Gerardo Cappetta è stato condannato a 22 anni di reclusione per l'omicidio di Snejana Bunacalea

Uccise la badante moldava, le motivazioni della condanna

"L'unica spiegazione logica dell'omicidio è quella di un contrasto, una lite" scrivono i giudici della Corte d'Assise del Tribunale di Salerno
Francesca Salemme

Cinquantadue (52) pagine, motivano la sentenza con cui lo scorso aprile Gerardo Cappetta è stato condannato a 22 anni di reclusione per l’omicidio di Snejana Bunacalea, la badante moldava quarantatreenne, trovata morta a marzo 2020 nella vasca da bagno.

A metterlo nero su bianco, i giudici della Corte d’Assise del Tibunale di Salerno (presidente Vincenzo Ferrara) che hanno accolto la tesi della Procura, sostenuta nel dibattimento anche dalla parte civile per conto dei familiari della donna, smentendo quella della difesa.
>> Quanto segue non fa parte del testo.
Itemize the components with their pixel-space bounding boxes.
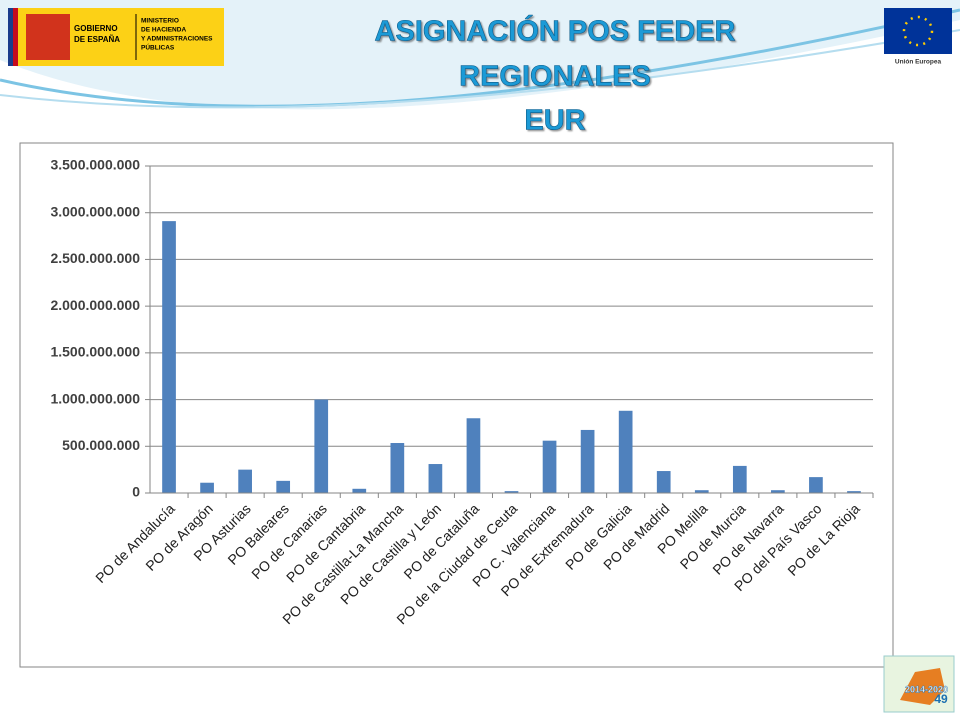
bar — [352, 488, 367, 493]
title-line: EUR — [524, 105, 585, 137]
bar — [162, 221, 176, 493]
logo-text: DE HACIENDA — [141, 27, 186, 34]
logo-text: MINISTERIO — [141, 18, 179, 25]
logo-text: GOBIERNO — [74, 24, 118, 33]
badge-text: 2014-2020 — [905, 684, 948, 694]
y-tick-label: 500.000.000 — [62, 437, 140, 453]
badge: 2014-2020 49 — [883, 655, 955, 713]
bar — [466, 418, 481, 493]
y-tick-label: 1.000.000.000 — [50, 390, 140, 406]
bar — [200, 482, 214, 493]
bar — [580, 429, 595, 493]
y-tick-label: 3.500.000.000 — [50, 157, 140, 173]
bar — [732, 465, 747, 493]
y-tick-label: 2.500.000.000 — [50, 250, 140, 266]
bar — [428, 464, 443, 493]
title-line: REGIONALES — [459, 61, 651, 93]
bar — [618, 410, 633, 493]
logo-spain: GOBIERNO DE ESPAÑA MINISTERIO DE HACIEND… — [8, 8, 224, 66]
y-tick-label: 1.500.000.000 — [50, 344, 140, 360]
bar — [771, 490, 785, 493]
logo-eu: Unión Europea — [884, 8, 952, 66]
chart-frame — [19, 142, 894, 668]
y-tick-label: 3.000.000.000 — [50, 203, 140, 219]
bar — [656, 471, 671, 493]
bar — [314, 399, 329, 493]
logo-text: DE ESPAÑA — [74, 35, 120, 44]
bar — [238, 469, 252, 493]
bar — [809, 477, 823, 493]
bar — [694, 490, 709, 493]
bar — [390, 443, 405, 493]
page-number: 49 — [934, 692, 948, 706]
swoosh — [0, 0, 960, 110]
logo-text: Y ADMINISTRACIONES — [141, 36, 213, 43]
title-line: ASIGNACIÓN POS FEDER — [375, 14, 736, 48]
logo-text: Unión Europea — [895, 59, 942, 66]
logo-text: PÚBLICAS — [141, 43, 175, 52]
bar — [847, 491, 861, 493]
bar — [504, 491, 519, 493]
swoosh-line — [0, 29, 960, 109]
title: ASIGNACIÓN POS FEDER REGIONALES EUR — [374, 13, 736, 137]
y-tick-label: 0 — [132, 484, 140, 500]
bar — [542, 440, 557, 493]
y-tick-label: 2.000.000.000 — [50, 297, 140, 313]
bar — [276, 480, 291, 493]
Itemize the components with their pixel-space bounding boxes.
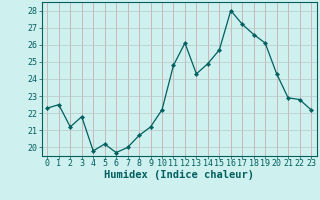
X-axis label: Humidex (Indice chaleur): Humidex (Indice chaleur)	[104, 170, 254, 180]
Nessuna crisi epilettica dunque, nessun malore: Snejana non era scivolata nella vasca da bagno, ma è stata uccisa per gelosia da Gerardo Cappetta, il figlio dell’anziana che accudiva. La donna aveva con il 54enne una relazione clandestina, parallela al fidanzamento ufficiale… ed era disposta a legarsi a lui solo a patto che la sposasse e le consentisse di portare i suoi figli ad Altavilla Silentina, nella sua casa. Terrorizzato dalle responsabilità che il matrimonio avrebbe comportato, e al tempo stesso geloso della relazione della donna con un altro, quella sera l’ex benzinaio e dipendente delle Poste la spinse più volte con la testa contro la superficie della vasca colma d’acqua facendola annegare. Snejana aveva fatto il bagno perché sarebbe dovuta uscire con il fidanzato per festeggiare, con un giorno di anticipo, il suo compleanno. «Solo Cappetta può sapere cosa sia realmente accaduto dopo essere entrato in bagno e aver visto la donna nuda, appena uscita dalla vasca. – scrivono i giudici – Quello che si può dire è che in quel contesto, l’unica spiegazione logica dell’omicidio è quella di un contrasto, una lite». Sarebbe stato quello a scatenare la reazione rabbiosa, incontrollata e violenta dell’imputato che, dopo aver colpito la vittima con schiaffi, calci e pugni, l’immobilizzò. Quindi, trattenendola in ginocchio davanti al bordo della vasca colma d’acqua, cominciò a spingerla con la testa contro la superficie della vasca annegandola.